Ein Jahrzehnt nach Godards für eine echte Blasphemie viel zu sperrigem Film begann sich auch der konventionelle Bibelfilm für die weibliche Seite des Mythos zu interessieren. Der Film »Mary, Mother of Jesus« (Maria – Die heilige Mutter Gottes, 1999, Kevin Connor) erzählt die Geschichte von Jesus von Nazareth aus der Sicht seiner Mutter, beginnend mit der Verkündigung durch den Engel. In diesem Film findet sich eine restaurative Umkehr der »Letzten Versuchung«, es ist nicht nur die Geschichte einer Mutter, die den Opfertod des Sohnes bejaht, sondern sich auch noch gleichsam direkt ans Publikum wendet, um seine Mission zu erfüllen. »Maria, figlia del suo figlio« (Maria, Tochter ihres Sohnes, 2002, Fabrizio Costa) erzählt die gleichsam private Geschichte der heiligen Jungfrau von der eigenen Kindheit bis zur Kreuzigung ihres Sohnes. Die freundschaftliche und enthaltsame Beziehung zu dem Tischler Josef und ein schweres Los an der Seite des Erwählten führen immer wieder auch zu Konflikten mit den zugeordneten und ständig in Frage gestellten Rollen in einem feststehenden Drama. Die Idee einer weiblichen Sicht auf die Passion wurde in »Maria di Nazaret« (Ihr Name war Maria, 2012, Giacomo Campiotti) wieder aufgegriffen, nun schon etwas weniger inbrünstig.
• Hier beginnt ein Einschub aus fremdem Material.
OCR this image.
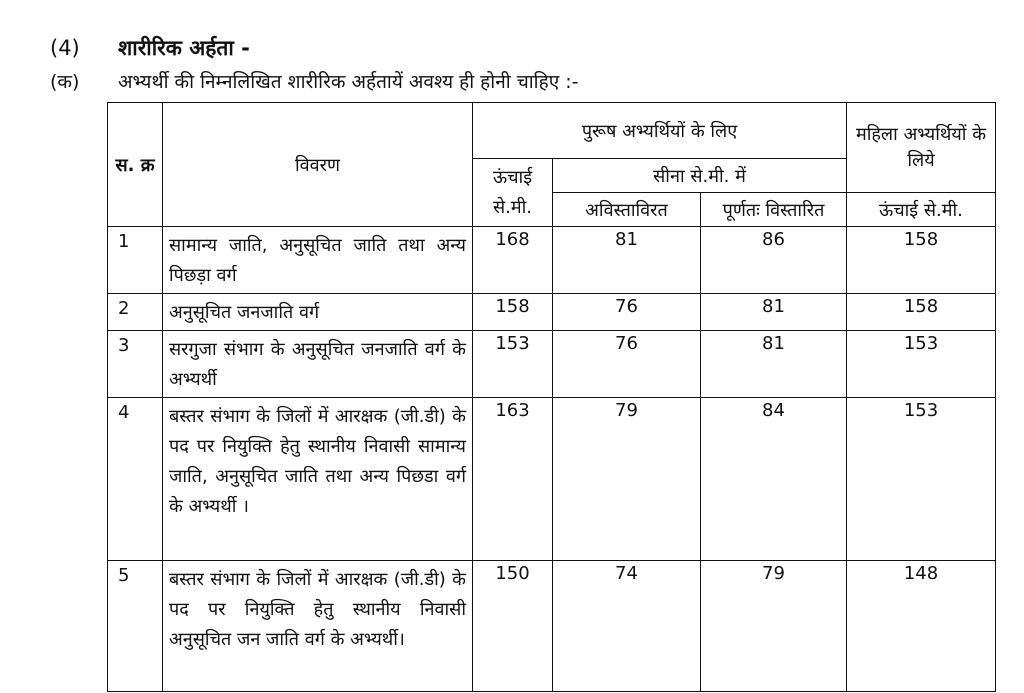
(4) शारीरिक अर्हता -
(क) अभ्यर्थी की निम्नलिखित शारीरिक अर्हतायें अवश्य ही होनी चाहिए :-
स. क्र	विवरण	पुरूष अभ्यर्थियों के लिए			महिला अभ्यर्थियों के लिये
		ऊंचाई से.मी.	सीना से.मी. में		
			अविस्ताविरत	पूर्णतः विस्तारित	ऊंचाई से.मी.
1	सामान्य जाति, अनुसूचित जाति तथा अन्य पिछड़ा वर्ग	168	81	86	158
2	अनुसूचित जनजाति वर्ग	158	76	81	158
3	सरगुजा संभाग के अनुसूचित जनजाति वर्ग के अभ्यर्थी	153	76	81	153
4	बस्तर संभाग के जिलों में आरक्षक (जी.डी) के पद पर नियुक्ति हेतु स्थानीय निवासी सामान्य जाति, अनुसूचित जाति तथा अन्य पिछडा वर्ग के अभ्यर्थी ।	163	79	84	153
5	बस्तर संभाग के जिलों में आरक्षक (जी.डी) के पद पर नियुक्ति हेतु स्थानीय निवासी अनुसूचित जन जाति वर्ग के अभ्यर्थी।	150	74	79	148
Alle drei Filme stehen im Zeichen der Restauration; sie unterwerfen die Ansätze einer weiblichen Revolte im Mythos und damit natürlich die einer wirklichen Relektüre.
»The Gospel of John« (Das Johannes-Evangelium, 2003, Philip Saville) erzählt das Leben Jesu aus der Sicht seines Apostels Johannes, sieht gleichsam der Textwerdung des Geschehens ebenso zu wie der direkten Verwandlung des Geschehens in die christliche Ikonographie, ohne freilich aus alledem irgend Erkenntnis und Interesse zu generieren. Filme wie diese machen deutlich, dass schließlich, was die B-Produktion anbelangt, eben doch geschehen ist, was sowohl aus cineastischer als auch aus religiöser Sicht zu vermeiden gewesen wäre: dass Christusfilme ein Genre geworden sind.
Trash.
Und jedes Genre bildet seinen Trash-Sektor aus. Wehmütig mag man sich an den wirklich tiefgreifenden und liebevollen Monty-Python-Film »Das Leben des Brian« erinnern, beim Ansehen von Filmen wie »Jesus Christus Vampire Hunter« (Jesus Christus Vampirjäger, 2001, Lee Demarbre), der übrigens durchaus komische Dialoge zwischen Jesus und seinem Vater enthält, oder »Hitler Meets Christ« (2007, Brendan Keown), der nicht so albern ist, wie sein Titel vermuten lässt: An einem Bahnhof treffen sich zwei Männer, der eine glaubt, er sei Adolf Hitler, der andere Jesus Christus. »Fist of Jesus« (David Muñoz, Adrián Cardona) ist ein Kurzfilm aus Spanien, in dem Jesus seinen Freund Lazarus von den Toten auferstehen lässt, was dummerweise die nächste Zombie-Apokalypse auslöst. All dieser Unfug sowie diverse Auftritte Christi in Serien wie »Die Simpsons« oder »Family Guy« zeigen, was eine Ikonographie unter den Bedingungen eines multimedialen Universalismus ist: ein Selbstbedienungsladen. Was nicht heißt, dass nicht auch in diesem Sektor eine unterdrückte Wahrheit im Mythos ans Licht drängte. Der Vierzigminüter »Gay Jesus« (2015, Paul M. McAlarney) zeigt auf durchaus drastische Weise die Passion eines schwulen Erlösers im Text, in den Gebäuden und in den Körpern der Kirche. Trash ist ja nicht nur der Versuch, eine Bildwelt zu zerstören. Es ist auch der Versuch, einem entleerten Bild wieder Leben einzuhauchen.